Experts predict cloud implementation for disaster recovery 2010

Disaster recovery planning became a secondary concern for many businesses last year as the pressures of the faltering world economy caused a squeeze on IT budgets. As a result many began to look to cost-effective alternatives, whilst others were force to freeze plans for improved strategies whilst a return to growth was sought.

Disaster recovery and data security expert Pierre Dorion has made predictions as to where the industry is going to head over the next twelve months and he believes that cloud computing and data outsourcing are going to grow significantly in 2010.

The resilience offered by outsourcing data storage and backup to third party vendors offering cloud computing was listed as the third most important reason behind businesses choosing to switch to the platform according to a survey released in mid 2009. With funding for IT departments still in limbo because of the economy, Mr Dorion believes that the lower cost of outsourcing compared to setting up on-site data centres will further fuel the growth of the industry.

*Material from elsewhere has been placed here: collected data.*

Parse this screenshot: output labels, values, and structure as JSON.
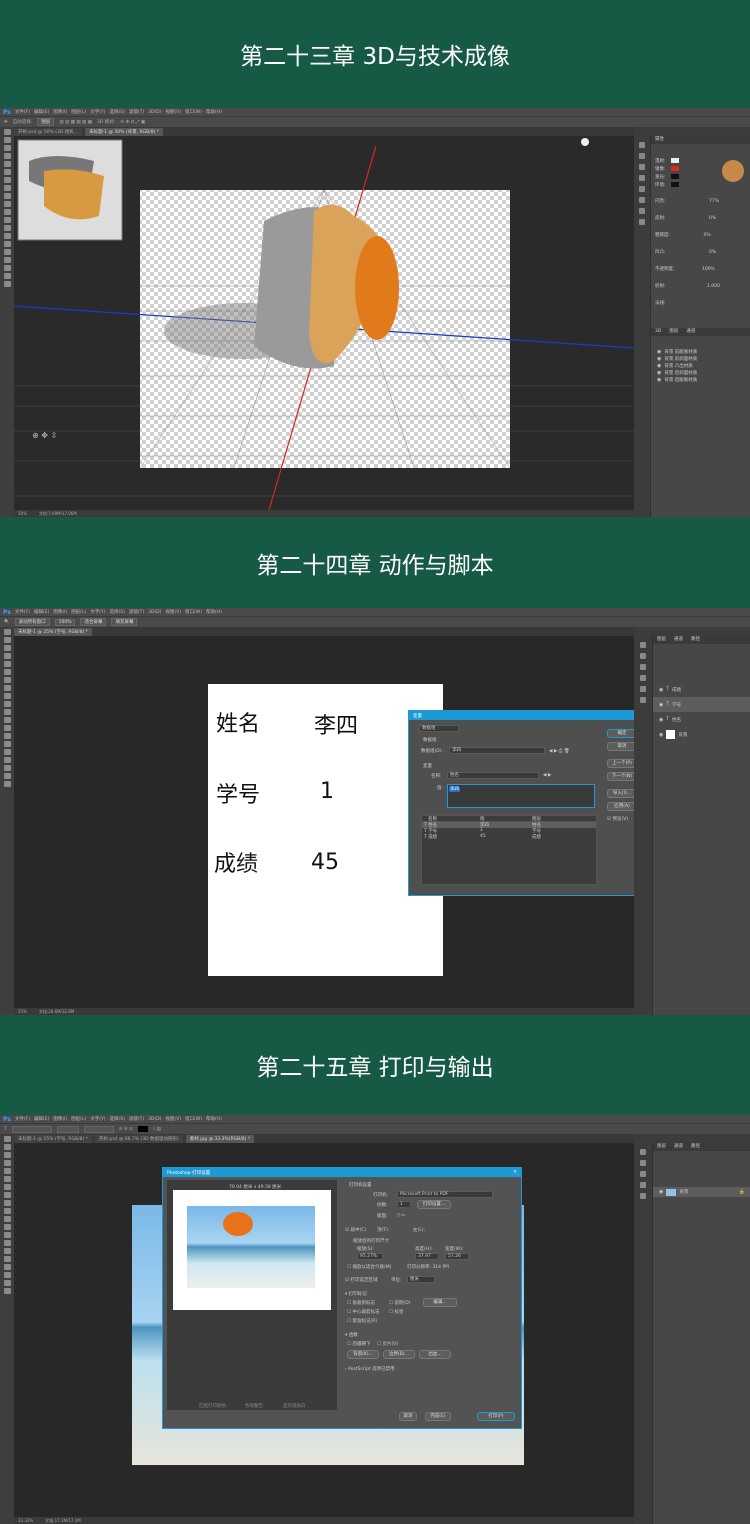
{
  "section1": {
    "title": "第二十三章 3D与技术成像"
  },
  "section2": {
    "title": "第二十四章 动作与脚本"
  },
  "section3": {
    "title": "第二十五章 打印与输出"
  },
  "ps1": {
    "menu": [
      "文件(F)",
      "编辑(E)",
      "图像(I)",
      "图层(L)",
      "文字(Y)",
      "选择(S)",
      "滤镜(T)",
      "3D(D)",
      "视图(V)",
      "窗口(W)",
      "帮助(H)"
    ],
    "opt": {
      "mode_label": "3D 模式:",
      "auto_label": "自动选择:",
      "auto_value": "图层"
    },
    "tabs": [
      "开始.psd @ 50% (3D 相机...",
      "未标题-1 @ 50% (背景, RGB/8) *"
    ],
    "status": {
      "zoom": "50%",
      "doc": "文档:7.69M/17.06M"
    },
    "panel": {
      "title": "属性",
      "rows": [
        {
          "label": "漫射:",
          "value": ""
        },
        {
          "label": "镜像:",
          "value": ""
        },
        {
          "label": "发光:",
          "value": ""
        },
        {
          "label": "环境:",
          "value": ""
        },
        {
          "label": "闪亮:",
          "value": "77%"
        },
        {
          "label": "反射:",
          "value": "0%"
        },
        {
          "label": "粗糙度:",
          "value": "0%"
        },
        {
          "label": "凹凸:",
          "value": "0%"
        },
        {
          "label": "不透明度:",
          "value": "100%"
        },
        {
          "label": "折射:",
          "value": "1.000"
        },
        {
          "label": "法线:",
          "value": ""
        }
      ],
      "tabs3d": [
        "3D",
        "图层",
        "通道"
      ],
      "layers": [
        "背景 前膨胀材质",
        "背景 前斜面材质",
        "背景 凸出材质",
        "背景 后斜面材质",
        "背景 后膨胀材质"
      ]
    }
  },
  "ps2": {
    "menu": [
      "文件(F)",
      "编辑(E)",
      "图像(I)",
      "图层(L)",
      "文字(Y)",
      "选择(S)",
      "滤镜(T)",
      "3D(D)",
      "视图(V)",
      "窗口(W)",
      "帮助(H)"
    ],
    "opt": {
      "btn1": "滚动所有窗口",
      "btn2": "100%",
      "btn3": "适合屏幕",
      "btn4": "填充屏幕"
    },
    "tabs": [
      "未标题-1 @ 25% (学号, RGB/8) *"
    ],
    "status": {
      "zoom": "25%",
      "doc": "文档:26.6M/32.8M"
    },
    "doc": {
      "name_label": "姓名",
      "name_value": "李四",
      "id_label": "学号",
      "id_value": "1",
      "score_label": "成绩",
      "score_value": "45"
    },
    "dialog": {
      "title": "变量",
      "define": "数据组",
      "data_set_label": "数据组",
      "data_set_field_label": "数据组(D):",
      "data_set_value": "李四",
      "var_label": "变量",
      "name_label": "名称:",
      "name_value": "姓名",
      "value_label": "值:",
      "value_value": "李四",
      "cols": [
        "名称",
        "值",
        "图层"
      ],
      "rows": [
        [
          "姓名",
          "李四",
          "姓名"
        ],
        [
          "学号",
          "1",
          "学号"
        ],
        [
          "成绩",
          "45",
          "成绩"
        ]
      ],
      "buttons": [
        "确定",
        "取消",
        "上一个(P)",
        "下一个(N)",
        "导入(I)...",
        "应用(A)"
      ],
      "preview": "预览(V)"
    },
    "panel": {
      "tabs": [
        "图层",
        "通道",
        "路径"
      ],
      "layers": [
        "成绩",
        "学号",
        "姓名",
        "背景"
      ]
    }
  },
  "ps3": {
    "menu": [
      "文件(F)",
      "编辑(E)",
      "图像(I)",
      "图层(L)",
      "文字(Y)",
      "选择(S)",
      "滤镜(T)",
      "3D(D)",
      "视图(V)",
      "窗口(W)",
      "帮助(H)"
    ],
    "tabs": [
      "未标题-1 @ 25% (学号, RGB/8) *",
      "开始.psd @ 66.7% (3D 数据驱动图形)",
      "素材.jpg @ 33.3%(RGB/8) *"
    ],
    "status": {
      "zoom": "33.33%",
      "doc": "文档:17.1M/17.1M"
    },
    "dialog": {
      "title": "Photoshop 打印设置",
      "paper": "70.04 厘米 x 49.58 厘米",
      "printer_section": "打印机设置",
      "printer_label": "打印机:",
      "printer_value": "Microsoft Print to PDF",
      "copies_label": "份数:",
      "copies_value": "1",
      "print_settings_btn": "打印设置...",
      "layout_label": "版面:",
      "position_label": "居中(C)",
      "top_label": "顶(T):",
      "left_label": "左(L):",
      "scaled_label": "缩放后的打印尺寸",
      "scale_label": "缩放(S):",
      "scale_value": "95.27%",
      "height_label": "高度(H):",
      "height_value": "37.97",
      "width_label": "宽度(W):",
      "width_value": "57.26",
      "fit_label": "缩放以适合介质(M)",
      "ppi_label": "打印分辨率: 314 PPI",
      "print_area_label": "打印选定区域",
      "unit_label": "单位:",
      "unit_value": "厘米",
      "marks_section": "打印标记",
      "corner": "角裁剪标志",
      "desc": "说明(D)",
      "edit_btn": "编辑...",
      "center": "中心裁剪标志",
      "label": "标签",
      "reg": "套准标记(R)",
      "func_section": "函数",
      "emulsion": "药膜朝下",
      "negative": "负片(V)",
      "bg_btn": "背景(K)...",
      "border_btn": "边界(B)...",
      "bleed_btn": "出血...",
      "postscript": "PostScript 选项已禁用",
      "cancel": "取消",
      "done": "完成(E)",
      "print": "打印(P)",
      "bottom_links": [
        "匹配打印颜色",
        "色域警告",
        "显示纸张白"
      ]
    },
    "panel": {
      "tabs": [
        "图层",
        "通道",
        "路径"
      ],
      "layers": [
        "背景"
      ]
    }
  }
}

Mr Dorion also believes that many big businesses will look to cloud computing as a way of offsetting the cost of implementing a disaster recovery strategy, as it can provide the same level of functionality without requiring the initial outlay and resources that a centralised system mandates.

Industry analyst Gartner said at a recent conference that it estimates that 15 per cent of enterprises will rely on both on-site infrastructures and cloud-based public services to ensure that their businesses can continue to run in the event of a disaster.

It is also believed that businesses will seek to automate a majority of their data protection and storage systems to lessen the impact of human error and avoid serious but avoidable instances of data loss. This will require a combination of server and desktop virtualisation, allowing users to access remotely the applications and files with which they are familiar and allowing for home working if, for example, the travel infrastructure of the country breaks down again as it did during the recent cold snap.